—¿Alguna vez imaginaste estar frente
a éste cuadro?—su voz, masculina y ajada por el tiempo, resonó
con elegancia por la bodega.
Guardé silencio y estuve a punto de
llorar. Aquellos rasgos eran tan familiares, tan terriblemente
similares, a los que había contemplado horas atrás que me sentí
torturado. Los detalles del lienzo, al temple, habían sido
realizados con cuidado y entrega. La mezcla era perfecta y el
realismo casi mágico. Podía ver las plumas cayendo de sus alas,
tupidas y oscuras, abiertas hacia el cielo, como si esperara un
milagro, mientras sus lágrimas caían por sus mejillas redondas y
llenas. Era Amadeo, no Armand. No había esa siniestra sombra en su
mirada, pero sí tristeza y dolor. Podía palpar su alma en aquella
pintura.
Había oído hablar de los tesoros de
Talamasca, pero jamás me había creído que algo así pudiese quedar
frente a mí, desvelado como un pequeño misterio. Di un par de pasos
y acaricié el marco, ligeramente polvoriento, y me giré hacia el
director de la orden, David Talbot, que me miraba serio y paciente.
—¿Por qué no está en una sala en
mejores condiciones?—pregunté ligeramente molesto, como si yo
hubiese pintado el cuadro o fuese el modelo—. Merece un lugar mejor
que una bodega.
—Está a punto de ser restaurado. En
breve lo tratarán para que sea igual de hermoso que en sus mejores
días, pues se dañó ligeramente con el fuego—explicó acercándose
hasta a mí—. ¿Es la primera vez que ves una obra así?
—No, hace algo más de un siglo lo vi
en los muros de Marius—recordé mi novela y me eché a reír—.
¿No lo leíste? Ahí está.
—Sí, pero eran personas que tú no
conocías. Eso que ves es un monstruo hermoso, el mismo monstruo que
amas y odias a la vez—susurró sus últimas palabras clavándolas a
mi corazón.
—¿Quién lo rescató?—pregunté.
—Algún miembro de la orden—explicó
sin más restándole importancia a ese héroe.
—Ojalá estuviese vivo para darle las
gracias—contesté con sinceridad alejándome de él, cuando me giré
hacia un lateral y descubrí uno de mis viejos atuendos—. ¡Mi
capa!
—Ah, sí... La conseguimos hace
décadas. No se ha conservado como desearíamos, pero...

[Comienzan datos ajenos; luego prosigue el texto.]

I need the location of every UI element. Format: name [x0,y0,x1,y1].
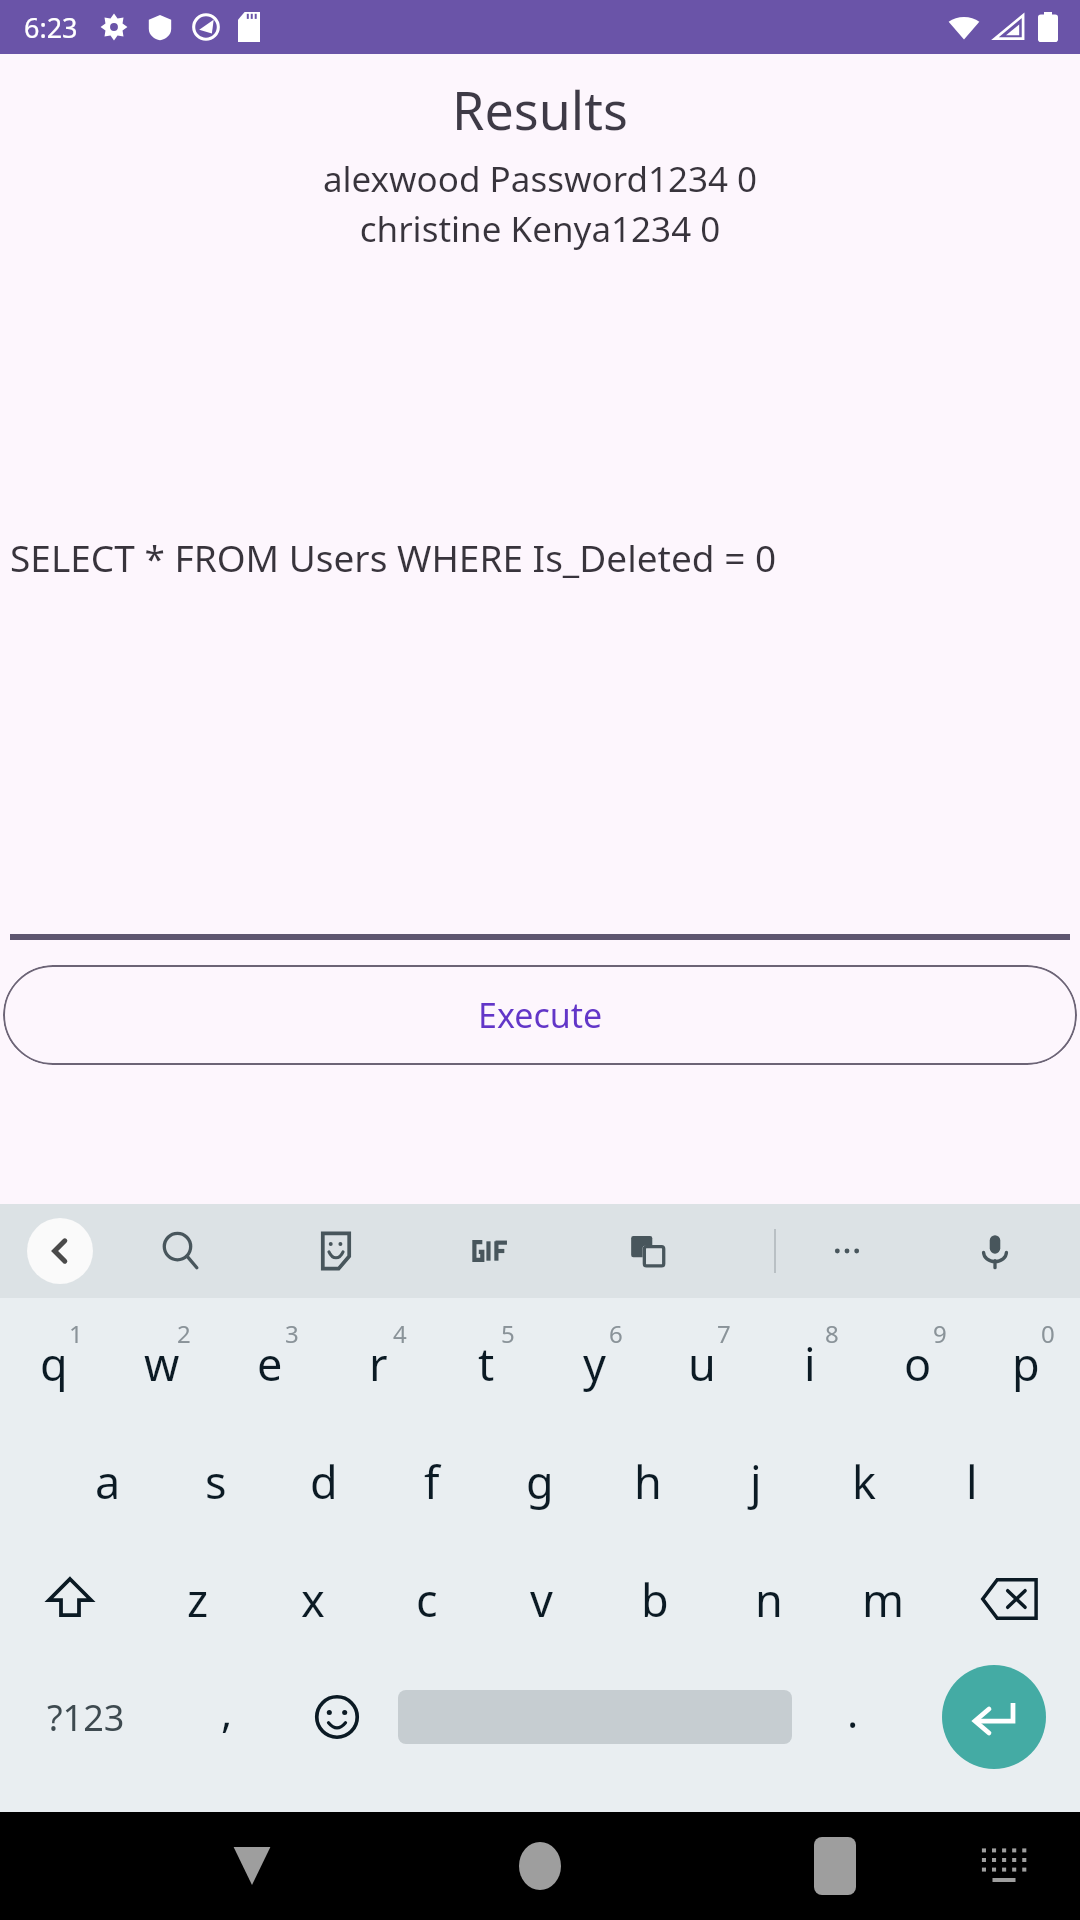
staticText: 4 [393,1317,407,1350]
button[interactable]: g [486,1422,594,1540]
staticText: h [634,1451,662,1512]
button[interactable]: Switch keyboard [964,1826,1044,1906]
button[interactable]: z [140,1540,255,1658]
staticText: 7 [717,1317,731,1350]
staticText: 3 [285,1317,299,1350]
button[interactable]: , [172,1658,282,1776]
button[interactable]: Execute [3,965,1077,1065]
button[interactable]: q [0,1304,108,1422]
staticText: alexwood Password1234 0 christine Kenya1… [0,155,1080,252]
button[interactable]: j [702,1422,810,1540]
staticText: . [847,1683,859,1740]
button[interactable]: p [972,1304,1080,1422]
staticText: 1 [69,1317,83,1350]
button[interactable]: u [648,1304,756,1422]
button[interactable]: r [324,1304,432,1422]
button[interactable]: . [798,1658,908,1776]
button[interactable]: Recent apps [795,1826,875,1906]
staticText: g [526,1451,554,1512]
button[interactable]: n [712,1540,826,1658]
button[interactable]: k [810,1422,918,1540]
staticText: k [852,1451,877,1512]
staticText: d [310,1451,338,1512]
staticText: c [416,1569,438,1630]
button[interactable]: h [594,1422,702,1540]
button[interactable]: c [370,1540,484,1658]
button[interactable]: Emoji [282,1658,392,1776]
button[interactable]: a [54,1422,162,1540]
button[interactable]: w [108,1304,216,1422]
staticText: q [40,1333,68,1394]
button[interactable]: m [826,1540,940,1658]
staticText: m [862,1569,905,1630]
button[interactable]: ?123 [0,1658,172,1776]
staticText: ?123 [47,1693,125,1742]
staticText: t [478,1333,495,1394]
staticText: j [750,1451,762,1512]
button[interactable]: x [255,1540,370,1658]
button[interactable]: GIF [459,1218,525,1284]
button[interactable]: v [484,1540,598,1658]
staticText: i [804,1333,816,1394]
button[interactable]: Back [212,1826,292,1906]
button[interactable]: o [864,1304,972,1422]
button[interactable]: d [270,1422,378,1540]
button[interactable]: y [540,1304,648,1422]
staticText: 2 [177,1317,191,1350]
staticText: 6:23 [24,9,78,46]
staticText: r [369,1333,388,1394]
staticText: 9 [933,1317,947,1350]
button[interactable]: Stickers [303,1218,369,1284]
button[interactable]: Home [500,1826,580,1906]
staticText: y [583,1333,606,1394]
button[interactable]: i [756,1304,864,1422]
staticText: s [205,1451,227,1512]
staticText: 6 [609,1317,623,1350]
button[interactable]: Back [27,1218,93,1284]
staticText: Execute [478,992,603,1038]
button[interactable]: Space [392,1658,798,1776]
button[interactable]: Backspace [940,1540,1080,1658]
staticText: e [257,1333,283,1394]
staticText: v [530,1569,553,1630]
button[interactable]: More options [814,1218,880,1284]
button[interactable]: Shift [0,1540,140,1658]
button[interactable]: f [378,1422,486,1540]
staticText: w [144,1333,180,1394]
staticText: p [1012,1333,1040,1394]
button[interactable]: Search [148,1218,214,1284]
button[interactable]: Voice input [962,1218,1028,1284]
staticText: , [221,1683,233,1740]
button[interactable]: Enter [908,1658,1080,1776]
staticText: n [755,1569,783,1630]
staticText: 5 [501,1317,515,1350]
staticText: 8 [825,1317,839,1350]
staticText: u [688,1333,716,1394]
staticText: a [95,1451,121,1512]
staticText: SELECT * FROM Users WHERE Is_Deleted = 0 [10,532,1080,582]
staticText: o [904,1333,932,1394]
button[interactable]: Translate [614,1218,680,1284]
button[interactable]: s [162,1422,270,1540]
staticText: b [641,1569,669,1630]
staticText: l [966,1451,978,1512]
button[interactable]: b [598,1540,712,1658]
button[interactable]: l [918,1422,1026,1540]
staticText: Results [0,74,1080,145]
staticText: 0 [1041,1317,1055,1350]
staticText: f [424,1451,440,1512]
staticText: z [187,1569,209,1630]
button[interactable]: e [216,1304,324,1422]
staticText: x [301,1569,325,1630]
button[interactable]: t [432,1304,540,1422]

Me aproximé a la vitrina y, por alguna
extraña razón, vino a mi mente sus ojos castaños y su risa de
demonio. Vi a Nicolas bailando a mi alrededor, con su violín
sonando, mientras mi corazón, estúpido y destrozado, lloraba por
las brujas y por él. ¡Qué final más terrible para mi hermoso
violinista! Horrible.
Aquella mañana no descansé hasta que
el sueño pudo conmigo y tuve que refugiarme. Esa bodega estaba llena
de historia, y no sólo de historia referente a mí o a los vampiros.
Había tantos documentos, tantos objetos, tanta belleza e información
que me sentí embriagado en un éxtasis terrible.